27.9. Severability: If any part of this Agreement is illegal or unenforceable, you agree that part shall be amended to the extent permitted by law to allow the enforceability of any rights, and if it is not able to be amended, then it will be severed, and all remaining rights in this Agreement will continue in full force and effect.

27.10. Waiver: A single or partial exercise or waiver of a right relating to this Agreement does not prevent any other exercise of that right or the exercise of any other right.

27.11. Termination: Either party may terminate this Agreement immediately by written notice if the other party breaches a term of this Agreement which is not capable of remedy or, where the breach is capable of remedy, fails to remedy the breach within 20 Business Days of written notice of the breach.

27.12. Survival: Any rights or obligations under or in connection with this Agreement, which is by nature a continuing obligation, will survive termination of this Agreement by either party.

27.13. Rights of third parties: This Agreement is not intended to confer a benefit on any person other than the parties to this Agreement.

27.14. Relationship: We will provide Goods or Services to you as an independent contractor.
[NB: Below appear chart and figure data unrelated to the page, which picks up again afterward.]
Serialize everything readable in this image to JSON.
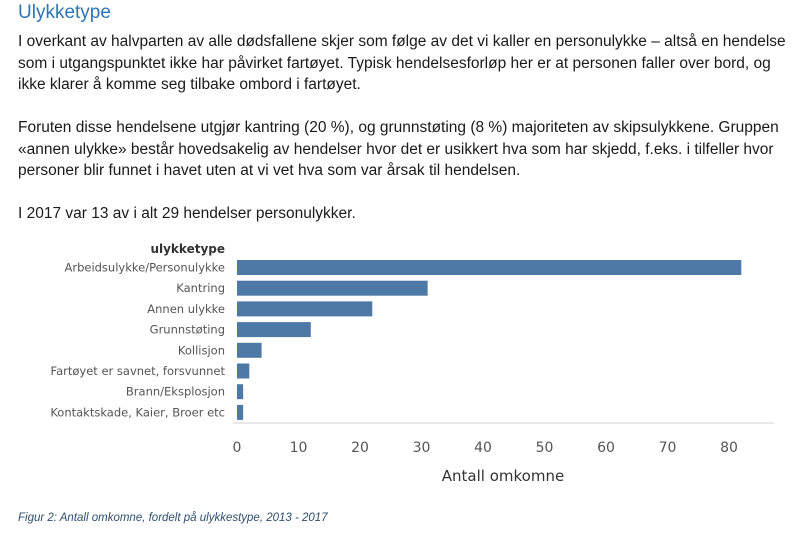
{
  "document": {
    "heading": "Ulykketype",
    "paragraphs": [
      "I overkant av halvparten av alle dødsfallene skjer som følge av det vi kaller en personulykke – altså en hendelse som i utgangspunktet ikke har påvirket fartøyet. Typisk hendelsesforløp her er at personen faller over bord, og ikke klarer å komme seg tilbake ombord i fartøyet.",
      "Foruten disse hendelsene utgjør kantring (20 %), og grunnstøting (8 %) majoriteten av skipsulykkene. Gruppen «annen ulykke» består hovedsakelig av hendelser hvor det er usikkert hva som har skjedd, f.eks. i tilfeller hvor personer blir funnet i havet uten at vi vet hva som var årsak til hendelsen.",
      "I 2017 var 13 av i alt 29 hendelser personulykker."
    ],
    "caption": "Figur 2: Antall omkomne, fordelt på ulykkestype, 2013 - 2017"
  },
  "chart_data": {
    "type": "bar",
    "orientation": "horizontal",
    "category_header": "ulykketype",
    "categories": [
      "Arbeidsulykke/Personulykke",
      "Kantring",
      "Annen ulykke",
      "Grunnstøting",
      "Kollisjon",
      "Fartøyet er savnet, forsvunnet",
      "Brann/Eksplosjon",
      "Kontaktskade, Kaier, Broer etc"
    ],
    "values": [
      82,
      31,
      22,
      12,
      4,
      2,
      1,
      1
    ],
    "xlabel": "Antall omkomne",
    "xlim": [
      0,
      88
    ],
    "xticks": [
      0,
      10,
      20,
      30,
      40,
      50,
      60,
      70,
      80
    ],
    "bar_color": "#4e79a7",
    "grid": false
  }
}
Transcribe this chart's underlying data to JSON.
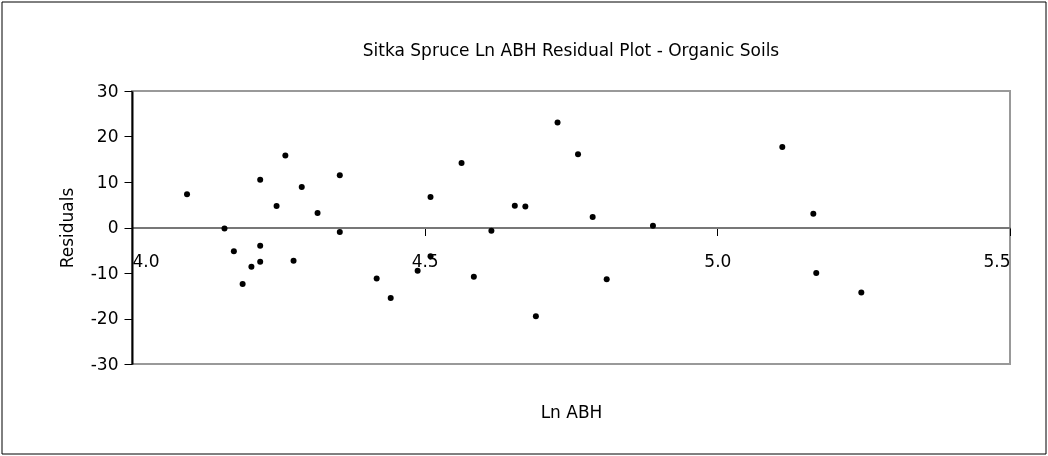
{
  "chart_data": {
    "type": "scatter",
    "title": "Sitka Spruce Ln ABH Residual Plot - Organic Soils",
    "xlabel": "Ln ABH",
    "ylabel": "Residuals",
    "x": [
      4.094,
      4.158,
      4.174,
      4.189,
      4.204,
      4.219,
      4.219,
      4.219,
      4.247,
      4.262,
      4.276,
      4.29,
      4.317,
      4.355,
      4.355,
      4.418,
      4.442,
      4.488,
      4.51,
      4.51,
      4.563,
      4.584,
      4.614,
      4.654,
      4.672,
      4.69,
      4.727,
      4.762,
      4.787,
      4.811,
      4.89,
      5.111,
      5.164,
      5.169,
      5.246
    ],
    "series": [
      {
        "color": "#000000",
        "values": [
          7.3,
          -0.2,
          -5.2,
          -12.4,
          -8.6,
          10.5,
          -4.0,
          -7.5,
          4.7,
          15.8,
          -7.3,
          8.9,
          3.2,
          11.5,
          -1.0,
          -11.2,
          -15.5,
          -9.5,
          6.7,
          -6.3,
          14.2,
          -10.8,
          -0.7,
          4.8,
          4.6,
          -19.5,
          23.1,
          16.1,
          2.3,
          -11.4,
          0.4,
          17.7,
          3.0,
          -10.0,
          -14.3
        ]
      }
    ],
    "xlim": [
      4.0,
      5.5
    ],
    "xticks": [
      {
        "value": 4.0,
        "label": "4.0"
      },
      4.5,
      {
        "value": 5.0,
        "label": "5.0"
      },
      5.5
    ],
    "ylim": [
      -30,
      30
    ],
    "yticks": [
      -30,
      -20,
      -10,
      0,
      10,
      20,
      30
    ],
    "grid": false,
    "legend": false,
    "marker": "circle"
  }
}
Nothing in this Agreement creates any partnership, joint venture or employment relationship between the parties.

27.15. Non-exclusive: This Agreement is not exclusive, and you agree that there are no restrictions on us to provide any Goods or Services to any other person.

27.16. Counterparts: This Agreement may be executed in any number of counterparts (including by electronic signature or by email exchange of pdf copies), which will constitute the one instrument.